Pro and contra of images encoded as data URI for performance purpose - Undead-SEO
http://undead-seo.blogspot.com/2014/09/images-as-base64-encoded-data-uri-pro-and-contra.html

======
verisimilitude
I've always loved this method. I think partly because I went through a phase
where I was obsessed with those waterfalls which illustrate your webpage
loading (like the one here:
[http://tools.pingdom.com/fpt/#!/c3jfDt/http://tumbledry.org/...](http://tools.pingdom.com/fpt/#!/c3jfDt/http://tumbledry.org/alex/)
); used to take a look at what goes on when I load a page of my website.

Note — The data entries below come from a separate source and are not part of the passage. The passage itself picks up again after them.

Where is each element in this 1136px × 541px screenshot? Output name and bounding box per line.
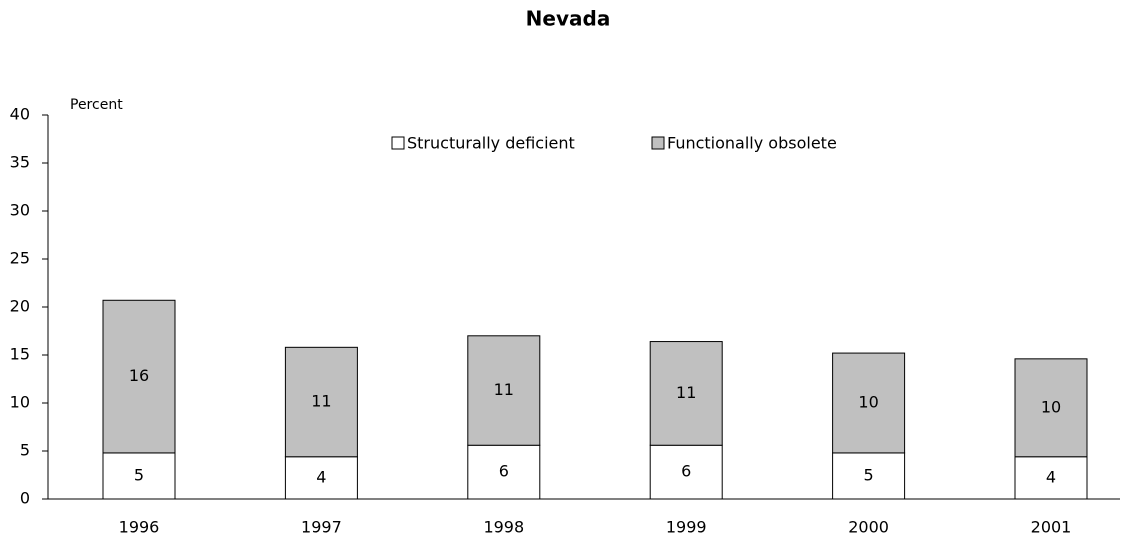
- data-label: 10: [1041, 397, 1061, 416]
- y-tick-label: 35: [10, 153, 30, 172]
- y-tick-label: 15: [10, 345, 30, 364]
- x-tick-label: 2001: [1031, 518, 1072, 537]
- bar-segment: [102, 299, 176, 454]
- y-tick-label: 0: [20, 489, 30, 508]
- bar-segment: [467, 444, 541, 500]
- data-label: 6: [499, 462, 509, 481]
- data-label: 5: [864, 465, 874, 484]
- x-tick-label: 1999: [666, 518, 707, 537]
- y-tick-label: 30: [10, 201, 30, 220]
- bar-segment: [102, 452, 176, 500]
- legend-swatch: [651, 136, 665, 150]
- data-label: 6: [681, 462, 691, 481]
- data-label: 4: [316, 467, 326, 486]
- x-tick-label: 2000: [848, 518, 889, 537]
- data-label: 16: [129, 366, 149, 385]
- x-tick-label: 1996: [119, 518, 160, 537]
- bar-segment: [467, 335, 541, 446]
- y-tick-label: 10: [10, 393, 30, 412]
- bar-segment: [832, 452, 906, 500]
- bar-segment: [284, 346, 358, 458]
- data-label: 11: [494, 380, 514, 399]
- bar-segment: [1014, 358, 1088, 458]
- x-tick-label: 1998: [483, 518, 524, 537]
- data-label: 5: [134, 465, 144, 484]
- y-tick-label: 20: [10, 297, 30, 316]
- y-axis-label: Percent: [70, 97, 123, 113]
- data-label: 11: [311, 392, 331, 411]
- bar-segment: [284, 456, 358, 500]
- legend-swatch: [391, 136, 405, 150]
- y-tick-label: 5: [20, 441, 30, 460]
- data-label: 10: [858, 393, 878, 412]
- y-tick-label: 25: [10, 249, 30, 268]
- data-label: 11: [676, 383, 696, 402]
- y-tick-label: 40: [10, 105, 30, 124]
- x-tick-label: 1997: [301, 518, 342, 537]
- bar-segment: [649, 341, 723, 446]
- bar-segment: [1014, 456, 1088, 500]
- data-label: 4: [1046, 467, 1056, 486]
- legend-label: Functionally obsolete: [667, 134, 837, 153]
- chart-title: Nevada: [526, 7, 611, 31]
- legend-label: Structurally deficient: [407, 134, 575, 153]
- bar-segment: [832, 352, 906, 454]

I'm of two minds on this, part of me thinks that 88.8kB is an enormous page
for the three paragraphs of text on that "about" page, and the other half gave
up and loads giant 2x images by default on my homepage because I didn't want
to deal with two copies of every size of an image (I know, I know). Also, my
site gets very little traffic, so nobody cares.

Anyhow, two minds.

------
agenticarus2
At least two of these 'Contras' seem naively addressable (that browsers don't
cache them and that crawlers don't decode them).

If we continue to put low value images in these base64 encoded images we won't
encourage crawlers to take them seriously.